Research has shown that medication and lifestyle changes can limit the most serious consequences of diabetes, which include vision loss and kidney damage.
Another health component
Another health-related provision tucked into the bill is the Sen. Bob Casey-backed measure to permanently extend an excise tax on domestic coal that funds health benefits and a small living stipend for miners who suffer from Black Lung disease or spouses who are left behind.
Coal miners suffering from the occupational lung disease saw the sole source of funding for their benefits decrease by half last year, when Mr. Biden’s initial Build Back Better economic agenda failed after Sen. Joe Manchin, D-W.Va., refused to support the legislation.
As the fund loses money — millions a week, according to a coalition monitoring the fund — those who use it have to depend on Congress to renew the revenue source.
“It’s just a year extension, a year extension, a year extension — we need a permanent extension,” Jerry Coleman, of the Kanawha County, W.Va., Black Lung Association chapter said during a virtual news conference Friday convened by the advocacy organization Reimagine Appalachia. Mr. Coleman suffers from the disease.
Mr.
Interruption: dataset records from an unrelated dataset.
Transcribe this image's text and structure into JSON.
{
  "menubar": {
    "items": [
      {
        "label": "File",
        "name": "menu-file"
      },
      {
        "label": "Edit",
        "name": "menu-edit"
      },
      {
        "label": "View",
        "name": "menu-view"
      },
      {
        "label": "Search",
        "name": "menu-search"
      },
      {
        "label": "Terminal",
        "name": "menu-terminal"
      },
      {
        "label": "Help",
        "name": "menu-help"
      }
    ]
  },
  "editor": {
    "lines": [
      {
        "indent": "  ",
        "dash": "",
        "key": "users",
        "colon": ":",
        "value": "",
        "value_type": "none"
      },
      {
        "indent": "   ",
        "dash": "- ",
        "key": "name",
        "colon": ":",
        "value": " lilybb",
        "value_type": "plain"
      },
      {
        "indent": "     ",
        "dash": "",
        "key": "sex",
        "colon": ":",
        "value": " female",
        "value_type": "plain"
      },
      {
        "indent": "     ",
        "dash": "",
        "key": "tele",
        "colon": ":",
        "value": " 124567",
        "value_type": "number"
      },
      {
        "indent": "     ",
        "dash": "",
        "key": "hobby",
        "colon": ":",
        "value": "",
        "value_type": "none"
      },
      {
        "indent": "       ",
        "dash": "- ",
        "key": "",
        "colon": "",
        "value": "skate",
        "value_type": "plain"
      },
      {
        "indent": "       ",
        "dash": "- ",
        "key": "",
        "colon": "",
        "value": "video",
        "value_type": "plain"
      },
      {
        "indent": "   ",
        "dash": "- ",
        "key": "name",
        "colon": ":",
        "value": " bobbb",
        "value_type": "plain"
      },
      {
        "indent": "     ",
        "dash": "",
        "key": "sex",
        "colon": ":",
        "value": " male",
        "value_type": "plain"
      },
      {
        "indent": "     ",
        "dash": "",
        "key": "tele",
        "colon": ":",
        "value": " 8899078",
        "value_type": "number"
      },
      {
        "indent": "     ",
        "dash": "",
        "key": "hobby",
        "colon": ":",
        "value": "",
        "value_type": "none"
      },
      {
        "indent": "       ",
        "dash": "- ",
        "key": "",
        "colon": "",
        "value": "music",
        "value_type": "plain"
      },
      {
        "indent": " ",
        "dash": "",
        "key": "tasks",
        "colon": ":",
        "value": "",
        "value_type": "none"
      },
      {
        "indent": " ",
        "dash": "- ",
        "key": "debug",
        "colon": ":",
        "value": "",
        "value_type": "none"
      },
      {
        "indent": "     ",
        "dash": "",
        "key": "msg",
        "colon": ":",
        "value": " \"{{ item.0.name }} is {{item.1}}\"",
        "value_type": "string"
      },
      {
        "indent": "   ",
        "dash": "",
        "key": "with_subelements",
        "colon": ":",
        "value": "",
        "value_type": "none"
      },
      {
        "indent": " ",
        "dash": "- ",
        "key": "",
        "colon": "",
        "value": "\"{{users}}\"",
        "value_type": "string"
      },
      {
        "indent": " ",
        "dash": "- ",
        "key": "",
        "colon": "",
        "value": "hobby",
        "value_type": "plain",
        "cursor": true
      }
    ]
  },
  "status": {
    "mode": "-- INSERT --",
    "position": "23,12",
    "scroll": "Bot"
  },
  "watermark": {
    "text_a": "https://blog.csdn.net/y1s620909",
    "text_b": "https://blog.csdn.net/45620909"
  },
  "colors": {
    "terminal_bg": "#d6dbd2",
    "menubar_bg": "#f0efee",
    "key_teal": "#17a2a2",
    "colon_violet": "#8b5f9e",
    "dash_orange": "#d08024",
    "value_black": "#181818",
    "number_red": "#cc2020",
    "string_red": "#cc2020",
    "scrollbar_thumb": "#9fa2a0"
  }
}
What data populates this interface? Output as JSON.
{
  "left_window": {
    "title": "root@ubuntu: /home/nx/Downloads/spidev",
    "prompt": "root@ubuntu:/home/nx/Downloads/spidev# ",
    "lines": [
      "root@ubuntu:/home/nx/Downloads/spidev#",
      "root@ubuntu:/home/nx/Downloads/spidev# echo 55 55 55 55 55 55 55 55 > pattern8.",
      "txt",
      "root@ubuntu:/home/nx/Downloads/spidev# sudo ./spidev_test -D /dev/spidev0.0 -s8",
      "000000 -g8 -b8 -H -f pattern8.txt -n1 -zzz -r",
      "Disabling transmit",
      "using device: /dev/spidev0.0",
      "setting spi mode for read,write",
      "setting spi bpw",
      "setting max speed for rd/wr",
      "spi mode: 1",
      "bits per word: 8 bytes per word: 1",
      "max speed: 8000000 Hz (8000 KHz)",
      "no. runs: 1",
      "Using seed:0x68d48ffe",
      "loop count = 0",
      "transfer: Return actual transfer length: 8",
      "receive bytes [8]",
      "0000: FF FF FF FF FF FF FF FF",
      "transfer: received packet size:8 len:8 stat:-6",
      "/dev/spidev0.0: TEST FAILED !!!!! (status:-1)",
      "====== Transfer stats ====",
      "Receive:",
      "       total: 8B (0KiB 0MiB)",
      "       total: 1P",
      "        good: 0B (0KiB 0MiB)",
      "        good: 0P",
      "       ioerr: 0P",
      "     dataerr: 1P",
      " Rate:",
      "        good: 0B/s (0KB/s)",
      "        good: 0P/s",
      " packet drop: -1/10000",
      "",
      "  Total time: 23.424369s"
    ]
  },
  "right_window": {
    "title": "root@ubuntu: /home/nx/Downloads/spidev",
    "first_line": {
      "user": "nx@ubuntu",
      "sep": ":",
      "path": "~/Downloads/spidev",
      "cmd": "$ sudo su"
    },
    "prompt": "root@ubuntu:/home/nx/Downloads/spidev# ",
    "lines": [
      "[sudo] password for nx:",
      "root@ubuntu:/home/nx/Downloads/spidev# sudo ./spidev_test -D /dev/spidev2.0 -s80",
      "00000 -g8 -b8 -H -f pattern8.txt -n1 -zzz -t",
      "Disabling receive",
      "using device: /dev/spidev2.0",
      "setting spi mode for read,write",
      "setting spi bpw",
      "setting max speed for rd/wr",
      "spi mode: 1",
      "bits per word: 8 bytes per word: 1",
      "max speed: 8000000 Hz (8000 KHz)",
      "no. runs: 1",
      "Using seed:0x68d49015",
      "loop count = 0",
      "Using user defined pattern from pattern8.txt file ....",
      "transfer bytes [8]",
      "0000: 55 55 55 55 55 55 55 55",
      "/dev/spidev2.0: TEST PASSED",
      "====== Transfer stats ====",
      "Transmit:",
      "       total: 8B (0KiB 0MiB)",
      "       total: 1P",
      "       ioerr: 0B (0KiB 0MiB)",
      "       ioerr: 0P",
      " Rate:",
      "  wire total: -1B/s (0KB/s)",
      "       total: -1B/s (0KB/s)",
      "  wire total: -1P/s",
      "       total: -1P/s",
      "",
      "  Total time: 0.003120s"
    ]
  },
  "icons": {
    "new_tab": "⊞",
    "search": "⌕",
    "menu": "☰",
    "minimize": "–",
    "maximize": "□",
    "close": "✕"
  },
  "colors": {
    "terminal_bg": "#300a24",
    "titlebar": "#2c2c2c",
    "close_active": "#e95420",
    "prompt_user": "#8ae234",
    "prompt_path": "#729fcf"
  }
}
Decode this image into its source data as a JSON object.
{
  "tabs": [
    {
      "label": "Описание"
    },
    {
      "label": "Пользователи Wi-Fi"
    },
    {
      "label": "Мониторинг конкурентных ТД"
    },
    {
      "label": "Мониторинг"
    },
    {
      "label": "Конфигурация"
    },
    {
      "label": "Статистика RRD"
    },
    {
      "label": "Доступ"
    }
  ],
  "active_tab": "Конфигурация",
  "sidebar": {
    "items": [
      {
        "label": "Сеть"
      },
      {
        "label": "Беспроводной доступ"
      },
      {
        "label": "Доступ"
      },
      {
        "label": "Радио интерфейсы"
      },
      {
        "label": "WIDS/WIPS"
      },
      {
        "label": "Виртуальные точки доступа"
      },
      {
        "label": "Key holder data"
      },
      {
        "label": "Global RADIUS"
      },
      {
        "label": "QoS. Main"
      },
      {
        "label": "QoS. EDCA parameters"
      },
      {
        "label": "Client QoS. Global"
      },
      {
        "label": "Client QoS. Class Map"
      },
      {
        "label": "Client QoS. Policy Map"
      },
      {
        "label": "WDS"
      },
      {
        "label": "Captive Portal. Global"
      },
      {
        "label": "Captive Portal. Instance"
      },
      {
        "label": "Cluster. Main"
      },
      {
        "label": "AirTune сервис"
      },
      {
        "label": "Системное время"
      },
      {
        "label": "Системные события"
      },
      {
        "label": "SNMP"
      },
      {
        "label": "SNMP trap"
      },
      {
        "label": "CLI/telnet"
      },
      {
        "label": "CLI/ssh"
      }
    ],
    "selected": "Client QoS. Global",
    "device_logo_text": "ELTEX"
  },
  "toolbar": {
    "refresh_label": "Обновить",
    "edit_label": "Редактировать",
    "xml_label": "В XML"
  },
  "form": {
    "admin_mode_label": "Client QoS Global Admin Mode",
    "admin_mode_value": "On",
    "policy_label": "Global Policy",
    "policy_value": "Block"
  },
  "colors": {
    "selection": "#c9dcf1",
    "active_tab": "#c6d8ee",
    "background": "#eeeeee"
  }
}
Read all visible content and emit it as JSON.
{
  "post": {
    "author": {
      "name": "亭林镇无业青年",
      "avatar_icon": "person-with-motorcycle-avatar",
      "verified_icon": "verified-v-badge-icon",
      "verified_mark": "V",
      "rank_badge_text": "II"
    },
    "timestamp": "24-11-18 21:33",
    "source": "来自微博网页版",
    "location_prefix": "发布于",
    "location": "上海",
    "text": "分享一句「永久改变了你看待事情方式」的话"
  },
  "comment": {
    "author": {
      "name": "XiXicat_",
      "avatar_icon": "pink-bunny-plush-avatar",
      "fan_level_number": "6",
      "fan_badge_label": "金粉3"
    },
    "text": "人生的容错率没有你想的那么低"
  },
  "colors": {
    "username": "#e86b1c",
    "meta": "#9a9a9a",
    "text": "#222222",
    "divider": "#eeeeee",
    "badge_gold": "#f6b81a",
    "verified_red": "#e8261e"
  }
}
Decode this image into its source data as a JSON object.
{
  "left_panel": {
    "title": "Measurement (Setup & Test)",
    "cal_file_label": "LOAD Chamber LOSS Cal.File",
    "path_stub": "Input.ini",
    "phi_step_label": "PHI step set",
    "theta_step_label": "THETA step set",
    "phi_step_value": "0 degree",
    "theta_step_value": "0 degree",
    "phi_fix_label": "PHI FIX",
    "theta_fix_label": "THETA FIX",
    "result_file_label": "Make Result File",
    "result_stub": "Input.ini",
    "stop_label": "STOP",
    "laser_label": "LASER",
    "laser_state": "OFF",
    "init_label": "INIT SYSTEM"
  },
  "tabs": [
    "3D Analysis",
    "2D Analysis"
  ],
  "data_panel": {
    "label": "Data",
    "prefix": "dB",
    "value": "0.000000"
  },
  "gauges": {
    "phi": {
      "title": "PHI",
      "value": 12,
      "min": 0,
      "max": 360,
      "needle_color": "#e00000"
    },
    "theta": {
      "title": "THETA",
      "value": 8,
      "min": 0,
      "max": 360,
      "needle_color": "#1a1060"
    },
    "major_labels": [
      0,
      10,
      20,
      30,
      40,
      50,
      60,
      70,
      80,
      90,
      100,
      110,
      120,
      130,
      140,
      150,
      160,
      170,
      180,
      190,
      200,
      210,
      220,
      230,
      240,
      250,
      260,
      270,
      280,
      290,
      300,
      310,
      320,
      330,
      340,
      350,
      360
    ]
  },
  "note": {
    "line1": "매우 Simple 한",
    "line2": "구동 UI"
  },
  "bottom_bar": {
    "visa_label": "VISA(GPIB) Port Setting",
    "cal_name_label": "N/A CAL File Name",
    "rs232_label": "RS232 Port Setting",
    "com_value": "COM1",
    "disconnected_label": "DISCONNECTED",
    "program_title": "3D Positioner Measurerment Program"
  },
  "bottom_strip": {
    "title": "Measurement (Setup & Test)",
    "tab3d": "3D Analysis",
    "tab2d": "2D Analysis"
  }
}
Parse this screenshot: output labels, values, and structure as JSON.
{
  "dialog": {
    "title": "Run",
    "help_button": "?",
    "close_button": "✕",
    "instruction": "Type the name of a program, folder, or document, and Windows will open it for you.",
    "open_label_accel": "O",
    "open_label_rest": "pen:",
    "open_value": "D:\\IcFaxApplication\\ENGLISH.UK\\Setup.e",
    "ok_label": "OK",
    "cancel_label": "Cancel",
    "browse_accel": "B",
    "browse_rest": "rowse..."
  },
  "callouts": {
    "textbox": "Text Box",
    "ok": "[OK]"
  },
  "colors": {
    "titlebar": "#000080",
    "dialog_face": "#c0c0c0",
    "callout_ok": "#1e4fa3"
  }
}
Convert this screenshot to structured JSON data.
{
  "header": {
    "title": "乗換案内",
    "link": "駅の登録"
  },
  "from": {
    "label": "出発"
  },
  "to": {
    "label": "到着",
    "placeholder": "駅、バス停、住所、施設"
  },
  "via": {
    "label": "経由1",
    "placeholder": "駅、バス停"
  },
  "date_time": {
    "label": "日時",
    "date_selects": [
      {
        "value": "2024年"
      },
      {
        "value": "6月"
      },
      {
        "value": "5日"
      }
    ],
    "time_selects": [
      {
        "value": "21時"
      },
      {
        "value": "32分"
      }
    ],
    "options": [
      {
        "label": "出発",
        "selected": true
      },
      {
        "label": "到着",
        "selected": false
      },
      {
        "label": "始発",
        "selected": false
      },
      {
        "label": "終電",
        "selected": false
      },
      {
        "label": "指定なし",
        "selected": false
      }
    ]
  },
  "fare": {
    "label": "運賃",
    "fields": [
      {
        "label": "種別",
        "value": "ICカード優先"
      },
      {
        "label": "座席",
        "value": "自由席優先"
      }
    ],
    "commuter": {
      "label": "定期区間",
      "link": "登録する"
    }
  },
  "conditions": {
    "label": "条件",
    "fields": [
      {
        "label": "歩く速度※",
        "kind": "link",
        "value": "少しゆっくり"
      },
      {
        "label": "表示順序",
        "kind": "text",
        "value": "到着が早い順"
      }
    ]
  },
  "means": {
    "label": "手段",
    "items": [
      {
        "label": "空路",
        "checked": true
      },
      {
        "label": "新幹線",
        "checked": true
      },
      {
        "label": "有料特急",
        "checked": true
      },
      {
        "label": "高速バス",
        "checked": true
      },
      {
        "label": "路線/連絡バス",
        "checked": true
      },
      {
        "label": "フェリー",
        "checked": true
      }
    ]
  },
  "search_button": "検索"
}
Casey voted in favor the roughly 700-page Senate bill Sunday and released a lengthy statement praising the “fiscally responsible bill that will bring down our national debt by ensuring profitable corporations start paying their fair share, just as American families have been doing all along.”
“For the first time, Medicare will be able to negotiate for lower prescription drug prices and annual out-of-pocket costs will be capped at $2,000. I’m proud to say this legislation also includes a provision I fought for to ensure low-income seniors and people with disabilities are able to afford their medications. These are commonsense solutions that build on the promise of the Affordable Care Act and ensure families don’t have to choose between their health and their bank accounts,” he continued.
The U.S. House will take up the bill Friday.